Pernell again said he could not answer Dillard’s question. He said the monument committee has just begun to look at grants and foundations and did not know exactly what grants would require, if anything, in terms of matching funds.
“That would depend on the grant itself,” Pernell said. “Quite frankly, I would expect the city to do something.”
“Frankly, I was led to believe this was a private effort and the monument would be paid for by funds generated from the private sector,” Dillard said.
“I think that’s what I just said in terms of grants and foundations, but you asked me what would the city have to put in and I can’t answer that question. In the end, it depends on where we are in fundraising,” Pernell said.
Natchez Mayor Dan Gibson attempted to bring the discussion back to the question being asked of the aldermen, which was to approve the design of the monument.
“This is not a discussion on funding. All those are pertinent questions, yes. But it’s really too early to answer all that,” Gibson said.
Ward 3 Aldermen Sarah Carter-Smith said the aldermen, if they were asked by the monument committee to help provide matching funds for any grant, would have an opportunity to make that decision at a later date.
“We don’t ever have to approve any grant,” Carter-Smith said. “Any grant would be presented to us and if it gets the votes, it’s approved. But there are a lot of foundations and a lot of avenues for money they are going to be looking at.”
Dillard continued to argue that the board needed to know right then exactly what money the city would be asked to put toward the monument.

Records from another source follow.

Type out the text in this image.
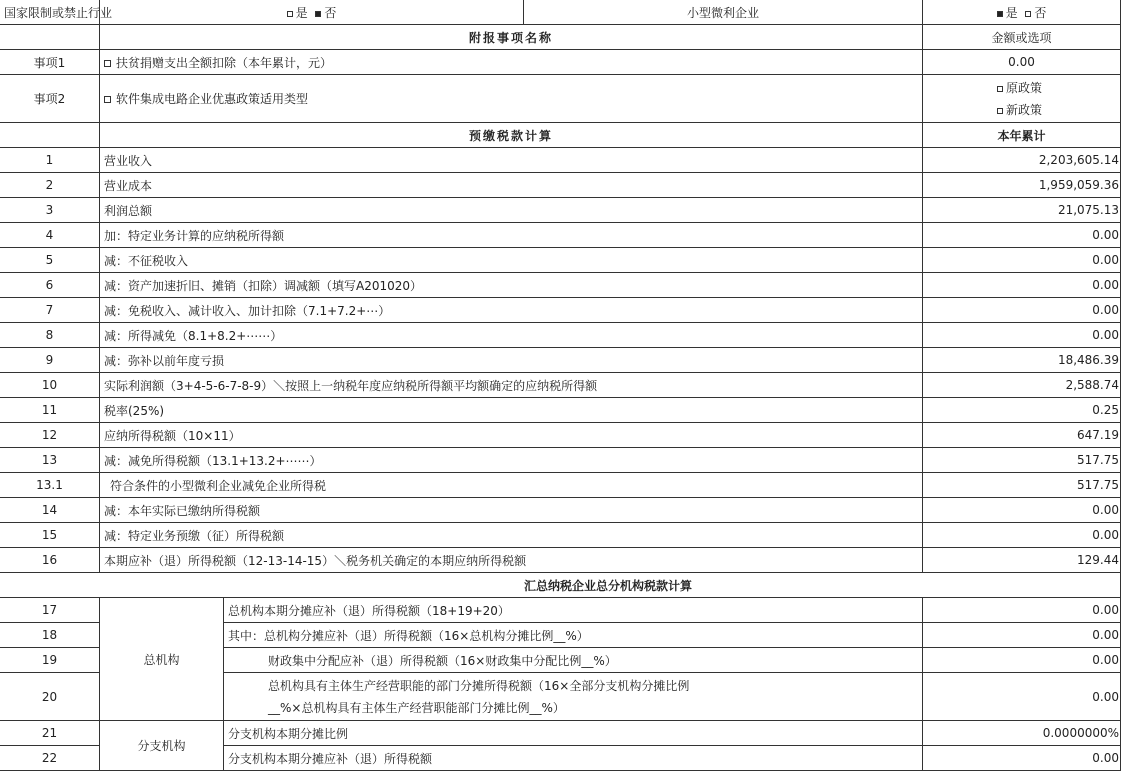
国家限制或禁止行业	是 否		小型微利企业	是 否
	附报事项名称			金额或选项
事项1	扶贫捐赠支出全额扣除（本年累计，元）			0.00
事项2	软件集成电路企业优惠政策适用类型			原政策
新政策

	预缴税款计算			本年累计
1	营业收入			2,203,605.14
2	营业成本			1,959,059.36
3	利润总额			21,075.13
4	加：特定业务计算的应纳税所得额			0.00
5	减：不征税收入			0.00
6	减：资产加速折旧、摊销（扣除）调减额（填写A201020）			0.00
7	减：免税收入、减计收入、加计扣除（7.1+7.2+⋯）			0.00
8	减：所得减免（8.1+8.2+⋯⋯）			0.00
9	减：弥补以前年度亏损			18,486.39
10	实际利润额（3+4-5-6-7-8-9）＼按照上一纳税年度应纳税所得额平均额确定的应纳税所得额			2,588.74
11	税率(25%)			0.25
12	应纳所得税额（10×11）			647.19
13	减：减免所得税额（13.1+13.2+⋯⋯）			517.75
13.1	符合条件的小型微利企业减免企业所得税			517.75
14	减：本年实际已缴纳所得税额			0.00
15	减：特定业务预缴（征）所得税额			0.00
16	本期应补（退）所得税额（12-13-14-15）＼税务机关确定的本期应纳所得税额			129.44
汇总纳税企业总分机构税款计算				
17	总机构	总机构本期分摊应补（退）所得税额（18+19+20）		0.00
18		其中：总机构分摊应补（退）所得税额（16×总机构分摊比例__%）		0.00
19		财政集中分配应补（退）所得税额（16×财政集中分配比例__%）		0.00
20		总机构具有主体生产经营职能的部门分摊所得税额（16×全部分支机构分摊比例
__%×总机构具有主体生产经营职能部门分摊比例__%）		0.00
21	分支机构	分支机构本期分摊比例		0.0000000%
22		分支机构本期分摊应补（退）所得税额		0.00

“I disagree with that and I think it’s the responsibility of the board of governing authorities to know what it is getting into and what it is expected to contribute. It could be considered an expense or a percentage of an expense, but that’s an open-ended check, Mr. Mayor, and I don’t think I can support that.”
“I don’t believe we are being asked … the motion is simply to approve the design,” Gibson said.
The mayor said the aldermen needed to limit discussion to the motion that had been offered, which was to approve the design of the monument and its location.
“You mean you are going to limit any meaningful discussion,” Dillard said.
The motion passed by a vote of 5 to 1 with Dillard casting the only vote to not approve the design and site of the U.S. Colored Troops Monument.
“Think about the revenue this will bring into the city,” Pernell said. “People are going to want to come here and see it. This is not a marker somewhere. It’s a monument, and the city will get the tax and other revenues from those visitors. It’s not like we are going to develop something and let the city pay for it. That’s why we have been so methodical on how we present this, the professionalism that’s gone into it. That’s what the major foundations and grants want to see, that we have put a lot of thought into it.”